Interrogatório I (Alberto Ai interroga Dr. Álvaro Bruma no Ramiro em Lisboa)

Dr. Álvaro Bruma é um conceituado meteorologista insular, que ficou famoso pelas suas polémicas teorias sobre o clima, de onde resultaram sentenças como “O clima de suspeição que se vive em Portugal é mais elevado no Inverno devido a factores psicológicos” ou “Altas concentrações de actividade sexual contribuem decisivamente para o aquecimento global”. Depois de várias tentativas falhadas por parte da nossa redacção, eis que conseguimos um exclusivo com Dr. Álvaro Bruma, que assentiu a conversar um pouco com Alberto Ai, desde que o fossemos buscar a casa e lhe pagássemos a viagem e o almoço. Apesar dos parcos recursos desta redacção, achámos que valeria a pena o esforço financeiro. Alberto Ai e Dr. Bruma almoçaram santola no Ramiro, e o resultado foi este:
Alberto Ai: Antes de começar a nossa entrevista, queria-lhe agradecer o convite que me fez para ir visitar a sua colecção de répteis. Começaria por lhe perguntar de onde vem esta paixão?

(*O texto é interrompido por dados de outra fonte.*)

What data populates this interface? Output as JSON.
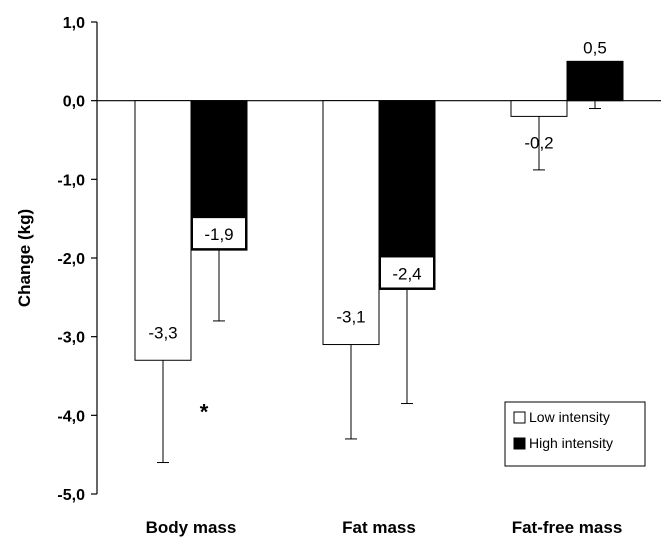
{
  "chart_data": {
    "type": "bar",
    "categories": [
      "Body mass",
      "Fat mass",
      "Fat-free mass"
    ],
    "ylabel": "Change (kg)",
    "ylim": [
      -5.0,
      1.0
    ],
    "yticks": [
      1.0,
      0.0,
      -1.0,
      -2.0,
      -3.0,
      -4.0,
      -5.0
    ],
    "ytick_labels": [
      "1,0",
      "0,0",
      "-1,0",
      "-2,0",
      "-3,0",
      "-4,0",
      "-5,0"
    ],
    "grid": false,
    "legend_position": "bottom-right",
    "series": [
      {
        "name": "Low intensity",
        "color": "#ffffff",
        "values": [
          -3.3,
          -3.1,
          -0.2
        ],
        "error": [
          1.3,
          1.2,
          0.68
        ],
        "labels": [
          "-3,3",
          "-3,1",
          "-0,2"
        ]
      },
      {
        "name": "High intensity",
        "color": "#000000",
        "values": [
          -1.9,
          -2.4,
          0.5
        ],
        "error": [
          0.9,
          1.45,
          0.6
        ],
        "labels": [
          "-1,9",
          "-2,4",
          "0,5"
        ]
      }
    ],
    "annotations": [
      {
        "text": "*",
        "category": "Body mass"
      }
    ]
  }
}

Dr. Álvaro Bruma: Não diria bem paixão, mas uma volúpia de trazer por casa. Uma inolvidável volúpia por tudo que tenhas asas ou capacidade de trepar (os nossos irmãos brasileiros estão já escandalizados com este meu arrojo linguístico) mas é, sobretudo, isso. É um prazer vetusto, com muitos anos, sem dúvida, mas convirá dizer que foi muito tempo depois do surgimento da anestesia.
AA: Conhecidas que são as suas ideias sobre o clima de suspeição em Portugal, considera que o clima económico desfavorável é um céu carregado de nuvens negras, ou apenas neblinas e nevoeiros matinais de um dia radioso de sol?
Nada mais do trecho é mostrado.